Disrupting the market with novel technology
BloomX’s founders acknowledge that their mission is highly ambitious, with many hurdles to be overcome along the way. “One of the most significant challenges has been convincing growers to put their trust in technology rather than in bees, with which they have been using for decades,” they explain.
“However, as our approach replicates the natural pollination process and is able to be seamlessly incorporated into existing crop growing procedures, it is a challenge we are able to overcome primarily through demonstrations and case studies of our successes with existing clients.”
With recent investment and planned expansion, the company appears to be well on its way to addressing these challenges.
Future plans for agtech leadership
BloomX intends to target agricultural growers that are facing the consequences of declining insect species. According to its founders, initial clients include some of the world’s leading Tier 1 and 2 blueberry and avocado growers in Latin America, South America, South Africa and the US.

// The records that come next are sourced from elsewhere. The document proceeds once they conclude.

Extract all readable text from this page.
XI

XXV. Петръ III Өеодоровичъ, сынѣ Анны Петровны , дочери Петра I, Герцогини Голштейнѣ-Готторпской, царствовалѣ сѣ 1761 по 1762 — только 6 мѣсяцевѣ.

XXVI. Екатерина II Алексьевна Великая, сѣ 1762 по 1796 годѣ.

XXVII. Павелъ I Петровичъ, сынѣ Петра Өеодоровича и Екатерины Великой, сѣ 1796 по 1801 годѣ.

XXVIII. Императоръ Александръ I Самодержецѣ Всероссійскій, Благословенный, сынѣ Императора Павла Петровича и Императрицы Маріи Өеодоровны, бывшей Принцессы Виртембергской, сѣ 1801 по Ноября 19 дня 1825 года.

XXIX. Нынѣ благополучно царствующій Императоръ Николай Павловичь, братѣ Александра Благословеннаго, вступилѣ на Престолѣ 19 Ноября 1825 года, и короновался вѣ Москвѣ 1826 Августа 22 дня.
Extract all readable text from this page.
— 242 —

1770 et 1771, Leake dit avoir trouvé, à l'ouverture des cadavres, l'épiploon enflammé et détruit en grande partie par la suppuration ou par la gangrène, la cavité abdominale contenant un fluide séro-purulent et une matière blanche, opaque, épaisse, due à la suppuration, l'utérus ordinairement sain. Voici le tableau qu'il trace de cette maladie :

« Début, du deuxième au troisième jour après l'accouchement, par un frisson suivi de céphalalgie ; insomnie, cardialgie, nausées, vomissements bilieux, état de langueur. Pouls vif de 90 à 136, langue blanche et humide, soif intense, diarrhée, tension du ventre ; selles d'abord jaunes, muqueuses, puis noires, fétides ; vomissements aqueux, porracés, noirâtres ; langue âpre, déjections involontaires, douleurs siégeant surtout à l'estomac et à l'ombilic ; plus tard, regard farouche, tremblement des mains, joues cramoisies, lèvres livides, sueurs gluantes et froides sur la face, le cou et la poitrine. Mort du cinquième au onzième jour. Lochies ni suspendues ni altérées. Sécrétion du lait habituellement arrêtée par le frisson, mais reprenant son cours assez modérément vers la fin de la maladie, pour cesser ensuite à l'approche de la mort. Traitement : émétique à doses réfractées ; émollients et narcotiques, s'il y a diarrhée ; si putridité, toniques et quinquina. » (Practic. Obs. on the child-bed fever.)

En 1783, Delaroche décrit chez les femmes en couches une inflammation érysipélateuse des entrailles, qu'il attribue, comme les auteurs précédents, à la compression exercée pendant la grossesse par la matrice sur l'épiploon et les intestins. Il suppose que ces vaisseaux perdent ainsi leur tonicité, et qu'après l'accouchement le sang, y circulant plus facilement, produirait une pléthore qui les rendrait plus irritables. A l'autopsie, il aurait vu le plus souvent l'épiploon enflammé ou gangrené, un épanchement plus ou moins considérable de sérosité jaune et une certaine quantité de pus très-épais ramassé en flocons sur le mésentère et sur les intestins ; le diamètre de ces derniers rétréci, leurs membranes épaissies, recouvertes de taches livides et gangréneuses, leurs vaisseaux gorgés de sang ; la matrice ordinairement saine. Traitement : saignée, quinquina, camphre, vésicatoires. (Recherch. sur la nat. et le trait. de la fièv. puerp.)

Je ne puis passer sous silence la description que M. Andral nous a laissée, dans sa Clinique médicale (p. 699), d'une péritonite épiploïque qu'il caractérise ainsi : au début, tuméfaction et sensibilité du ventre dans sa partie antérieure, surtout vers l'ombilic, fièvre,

As the company expands, it will continue to test its solutions on different crops and increase its product range. This will include the ongoing improvement of its AI algorithms, as well as the development of autonomous machinery. By advancing its automation capabilities, in collaboration with fellow agtech businesses, the startup hopes to improve productivity and efficiency while reducing the burden of labour costs.
In February 2023, BloomX closed an $8 million seed funding round led by Ahern Agribusiness, with additional participation from Vasuki Global Tech fund, Bio Bee, the Israeli Innovation Authority and Dr Gal Yarden. This investment will be used to further its research and development, enabling it to develop solutions for additional crops.
“Our next goals and milestones include securing funding for our next round, which will enable us to further develop our technology and expand our operations. We’re actively working on developing new crop-specific tools, to enhance our pollination process,” say BloomX’s founders. Ultimately, their goal is to establish BloomX as an industry leader within the agtech sector by 2033.